Up to 80 per cent of India’s public expenditure on education is spent on teachers – salaries, training and learning material, according to a new six-state report. Yet, the quality of learning at Indian schools is falling, as IndiaSpend has reported, and India is short of teachers compared to other BRICS (Brazil, Russia, India, China, South Africa) nations, which have done far better at imparting literacy. This is how India’s education money is being spent, according to the PAISA 2015 Seminar (PAISA- Planning, Allocations and Expenditures, Institutions: Studies in Accountability), organised by the Accountability Initiative, a think tank: teachers - 80 per cent, children/management/school - five percent each.

Despite 80 per cent of the Rs 5,86,085 crore ($94 billion) over 10 years going towards teachers and their training in the six states, learning outcomes are still worsening, making it clear that India is experiencing a major policy failure. Although physical infrastructure has grown, teachers play an important role, but as the case of Maharashtra indicates, if more than 90 per cent of primary teachers fail evaluation tests, recruitment and training policies are flawed. High spending did not guarantee better learning, although it did appear to be a factor. The data does show learning outcomes are better in private education, even if government expenditure per child is higher.

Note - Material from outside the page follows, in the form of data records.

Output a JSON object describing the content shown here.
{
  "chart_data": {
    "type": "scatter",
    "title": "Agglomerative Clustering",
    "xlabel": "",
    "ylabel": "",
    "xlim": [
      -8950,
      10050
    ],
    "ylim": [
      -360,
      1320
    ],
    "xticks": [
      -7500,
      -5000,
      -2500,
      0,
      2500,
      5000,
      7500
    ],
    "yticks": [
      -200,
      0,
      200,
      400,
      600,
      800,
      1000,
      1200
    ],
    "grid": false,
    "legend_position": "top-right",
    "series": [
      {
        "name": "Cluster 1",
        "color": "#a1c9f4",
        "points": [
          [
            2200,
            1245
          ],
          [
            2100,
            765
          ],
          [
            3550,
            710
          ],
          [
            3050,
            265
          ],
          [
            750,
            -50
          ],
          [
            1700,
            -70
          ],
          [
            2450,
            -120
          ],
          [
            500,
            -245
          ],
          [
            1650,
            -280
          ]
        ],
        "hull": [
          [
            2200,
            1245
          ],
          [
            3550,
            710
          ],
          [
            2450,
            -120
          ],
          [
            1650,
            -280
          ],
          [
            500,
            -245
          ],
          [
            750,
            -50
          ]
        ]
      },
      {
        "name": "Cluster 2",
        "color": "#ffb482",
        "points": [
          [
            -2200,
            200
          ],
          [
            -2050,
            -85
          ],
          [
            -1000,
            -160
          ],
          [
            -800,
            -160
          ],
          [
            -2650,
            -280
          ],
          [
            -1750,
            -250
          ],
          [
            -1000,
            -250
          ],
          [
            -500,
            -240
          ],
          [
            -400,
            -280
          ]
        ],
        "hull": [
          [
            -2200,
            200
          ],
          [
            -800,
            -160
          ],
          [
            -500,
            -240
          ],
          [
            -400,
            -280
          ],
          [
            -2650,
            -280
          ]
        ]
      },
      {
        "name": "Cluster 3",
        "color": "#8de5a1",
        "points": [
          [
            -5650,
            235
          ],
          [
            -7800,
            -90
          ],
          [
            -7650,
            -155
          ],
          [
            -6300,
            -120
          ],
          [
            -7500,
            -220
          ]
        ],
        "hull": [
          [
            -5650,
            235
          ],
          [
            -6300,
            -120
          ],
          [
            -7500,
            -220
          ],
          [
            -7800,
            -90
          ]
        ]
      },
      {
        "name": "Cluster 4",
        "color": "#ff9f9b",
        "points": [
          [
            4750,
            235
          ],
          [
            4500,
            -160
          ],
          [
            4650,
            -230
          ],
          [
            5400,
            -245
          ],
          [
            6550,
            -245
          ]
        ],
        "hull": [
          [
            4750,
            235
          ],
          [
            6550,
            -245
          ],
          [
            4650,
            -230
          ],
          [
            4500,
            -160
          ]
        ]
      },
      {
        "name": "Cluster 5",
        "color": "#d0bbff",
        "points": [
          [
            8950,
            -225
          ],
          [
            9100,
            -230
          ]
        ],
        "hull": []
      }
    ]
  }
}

One crude fact about India’s education sector is that 282 million Indians are illiterate. Government policies ensured universal primary enrolment, but by the higher secondary level, enrolment drops to 52.2 per cent. This means a little more than half the population of that age will get a higher secondary education. With a literacy rate of 77 per cent, India lagged all the other BRICS nations, which have literacy rates above 90 per cent. All these countries have better student-teacher ratios. So, on the one hand, India grapples with poor quality of teachers, and on the other, has fewer teachers in comparison with countries that do a better job at education.